El primer artículo es “So what exactly are autism interventions intervening with?” [traducción del título: ¿Entonces, en qué intervienen exactamente las intervenciones de autismo?], escrito por Damian E.M. Milton, en GAP en el Reino Unido, referencia: 15,2,2014 (haga clic en el enlace para ver el artículo completo).

Milton es un individuo neurodiverso con varios artículos publicados que exploran el autismo y otras discapacidades. Este artículo se empapa de varias intervenciones, las filosofías detrás de ellas, los problemas con la investigación actualmente disponible con respecto a algunas de ellas y la idea de que hasta el momento no existe una “terapia que valga para todos” o de referencia.

«Una mirada superficial en un buscador de Internet sobre el autismo pronto hará que el espectador descubra la noción de intervención y, en particular, una narrativa de intervención temprana para ayudar al desarrollo de las personas autistas. Hoy en día, el sitio web de Research Autism enumera más de mil intervenciones con nombre propio en el campo del autismo, junto con indicaciones de la cantidad de evidencia de investigación que existe para respaldar las afirmaciones que hacen. Sin embargo, con tantas en el mercado, es bastante obvio que no todas intentan alcanzar los mismos objetivos. Cuando se discute sobre la intervención, lo que a menudo se deja de lado es:

  • »¿Para qué es todo esto?
  • ¿Qué es lo que se intenta lograr y por qué?
  • ¿Existen problemas éticos con respecto a estos propósitos, o los medios por los cuales se intenta alcanzarlos?

»Este artículo científico ofrece una visión general del espectro de ideologías que subyacen en los debates actuales en el campo y las tensiones que existen entre los diferentes puntos de vista. Utilizo una serie de estudios de investigación en el área para resaltar estas tensiones y por qué existen al analizar una serie de prácticas actualmente populares (por ejemplo, el Análisis de Comportamiento Aplicado (ABA) (Lovaas, 1987), la Relationship Development Intervention (RDI) (Gutstein y Sheely, 2002) y la Intensive Interaction (Caldwell, 2014; Nind and Hewett, 1994), y ofrecerán algunas sugerencias sobre una manera de avanzar que sea más abierta sobre tales disputas, en lugar de tratar de crear un consenso falso entre ellas» (Milton, 2014).

El artículo describe las teorías del aprendizaje: la conductista, la cognitivista, la humanista y social/situacional. Proporciona información sobre los teóricos detrás de las mismas, su visión del proceso de aprendizaje, el núcleo primario de aprendizaje involucrado en la terapia, el propósito de la educación, el papel del educador y ejemplos prácticos de una manera muy general.

Describe el ABA, la teoría conductista del aprendizaje en la que se basa y cómo se utiliza normalmente en la terapia.

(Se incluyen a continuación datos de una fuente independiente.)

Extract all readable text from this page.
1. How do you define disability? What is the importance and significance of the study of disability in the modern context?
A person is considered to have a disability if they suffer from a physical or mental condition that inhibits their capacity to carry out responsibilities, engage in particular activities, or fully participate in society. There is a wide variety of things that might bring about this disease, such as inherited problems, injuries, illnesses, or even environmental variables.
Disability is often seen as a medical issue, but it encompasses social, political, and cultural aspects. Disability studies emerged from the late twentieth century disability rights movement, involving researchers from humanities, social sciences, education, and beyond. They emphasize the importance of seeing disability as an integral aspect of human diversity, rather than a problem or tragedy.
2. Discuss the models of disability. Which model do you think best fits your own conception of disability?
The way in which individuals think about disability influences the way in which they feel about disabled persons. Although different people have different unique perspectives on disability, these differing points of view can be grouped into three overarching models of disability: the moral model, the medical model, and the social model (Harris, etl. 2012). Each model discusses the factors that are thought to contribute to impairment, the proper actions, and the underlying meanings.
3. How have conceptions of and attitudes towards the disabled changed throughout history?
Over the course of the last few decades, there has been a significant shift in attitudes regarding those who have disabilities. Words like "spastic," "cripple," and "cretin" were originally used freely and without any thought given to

Este artículo científico también describe la Early Intensive Behavioral Intervention (EIBI) y la Pivotal Response Therapy (PRT) como terapias relacionadas con el ABA. El artículo proporciona algunos detalles sobre los supuestos beneficios y luego analiza la información basada en la evidencia que presenta algunos argumentos muy sólidos en contra de la terapia (por ejemplo: medir la capacidad para obedecer en lugar de cambiar un comportamiento; el que no exista diferencia estadística entre las terapias basadas en ABA y otros tipos de terapias; el hecho de que ha habido disminuciones estadísticamente significativas en el impacto en las puntuaciones de CI, la medición de la comprensión del lenguaje, las habilidades de independencia y la capacidad de contacto social).

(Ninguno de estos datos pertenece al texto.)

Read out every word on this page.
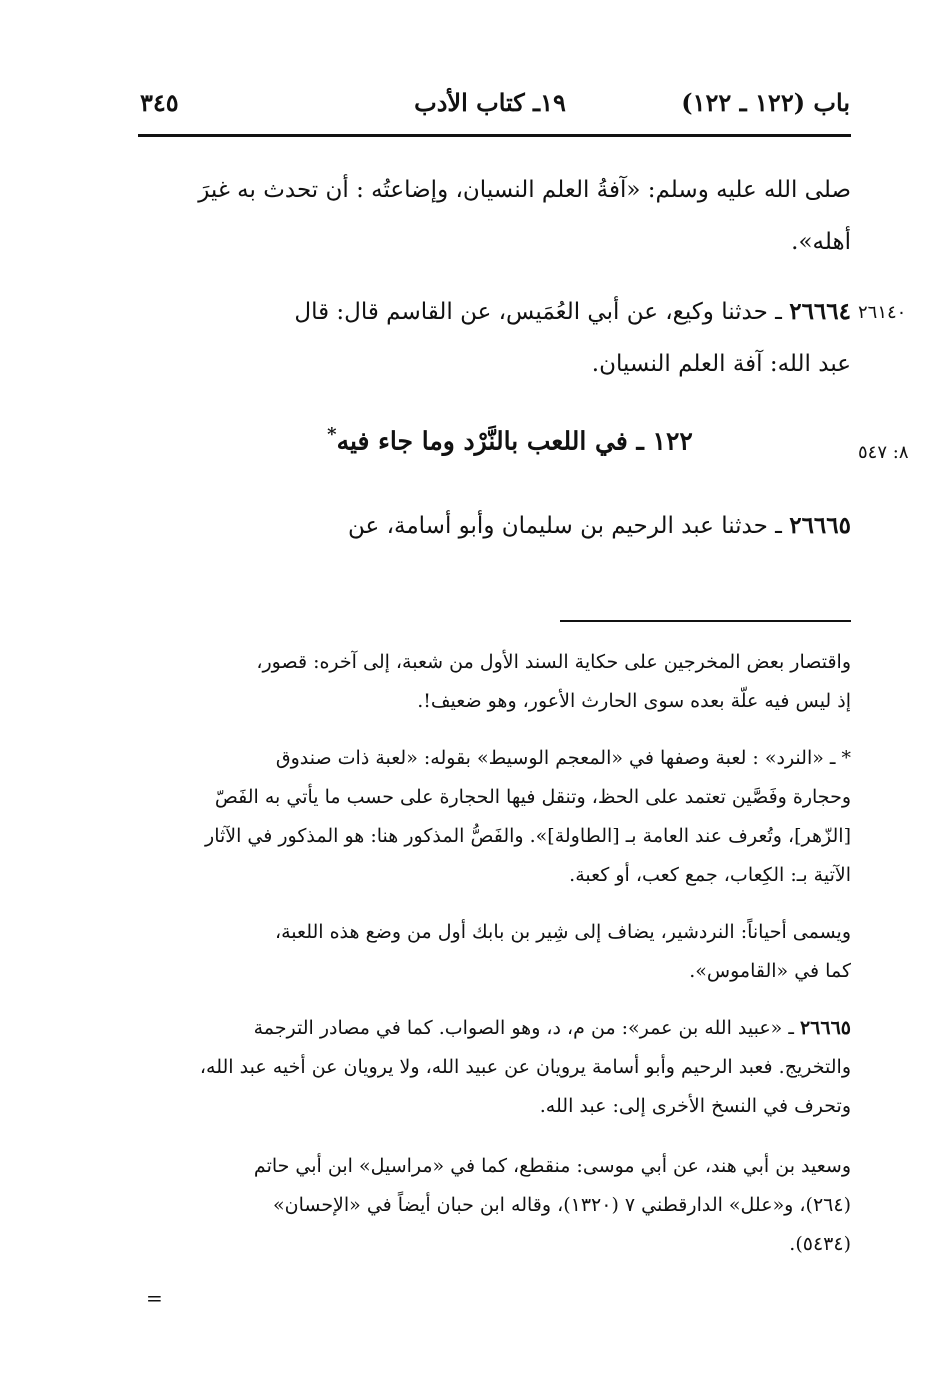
٣٤٥	١٩ـ كتاب الأدب	باب (١٢٢ ـ ١٢٢)
صلى الله عليه وسلم: «آفةُ العلم النسيان، وإضاعتُه : أن تحدث به غيرَ
أهله».
٢٦١٤٠
٢٦٦٦٤ ـ حدثنا وكيع، عن أبي العُمَيس، عن القاسم قال: قال
عبد الله: آفة العلم النسيان.
٨: ٥٤٧
١٢٢ ـ في اللعب بالنَّرْد وما جاء فيه*
٢٦٦٦٥ ـ حدثنا عبد الرحيم بن سليمان وأبو أسامة، عن
واقتصار بعض المخرجين على حكاية السند الأول من شعبة، إلى آخره: قصور،
إذ ليس فيه علّة بعده سوى الحارث الأعور، وهو ضعيف!.
* ـ «النرد» : لعبة وصفها في «المعجم الوسيط» بقوله: «لعبة ذات صندوق
وحجارة وفَصَّين تعتمد على الحظ، وتنقل فيها الحجارة على حسب ما يأتي به الفَصّ
[الزّهر]، وتُعرف عند العامة بـ [الطاولة]». والفَصُّ المذكور هنا: هو المذكور في الآثار
الآتية بـ: الكِعاب، جمع كعب، أو كعبة.
ويسمى أحياناً: النردشير، يضاف إلى شِير بن بابك أول من وضع هذه اللعبة،
كما في «القاموس».
٢٦٦٦٥ ـ «عبيد الله بن عمر»: من م، د، وهو الصواب. كما في مصادر الترجمة
والتخريج. فعبد الرحيم وأبو أسامة يرويان عن عبيد الله، ولا يرويان عن أخيه عبد الله،
وتحرف في النسخ الأخرى إلى: عبد الله.
وسعيد بن أبي هند، عن أبي موسى: منقطع، كما في «مراسيل» ابن أبي حاتم
(٢٦٤)، و«علل» الدارقطني ٧ (١٣٢٠)، وقاله ابن حبان أيضاً في «الإحسان»
(٥٤٣٤).
=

Este artículo también proporciona información sobre los enfoques de relaciones y desarrollo en los que la teoría cognitivista del aprendizaje se basa y cómo los encaja en la terapia. Las terapias que utilizan esta teoría del aprendizaje son TEACCH (tratamiento y educación de niños autistas y discapacitados en el área de la comunicación); Comunicación Social, Regulación Emocional y Apoyo Transaccional (SCERTS), Option, Son-Rise y Floortime. Este artículo brinda algunos beneficios y algunas desventajas de este tipo de programas, enfatizando que este enfoque ha caído en los mismos problemas que los programas conductistas al prometer grandes avances en el funcionamiento basados en evidencia escasa.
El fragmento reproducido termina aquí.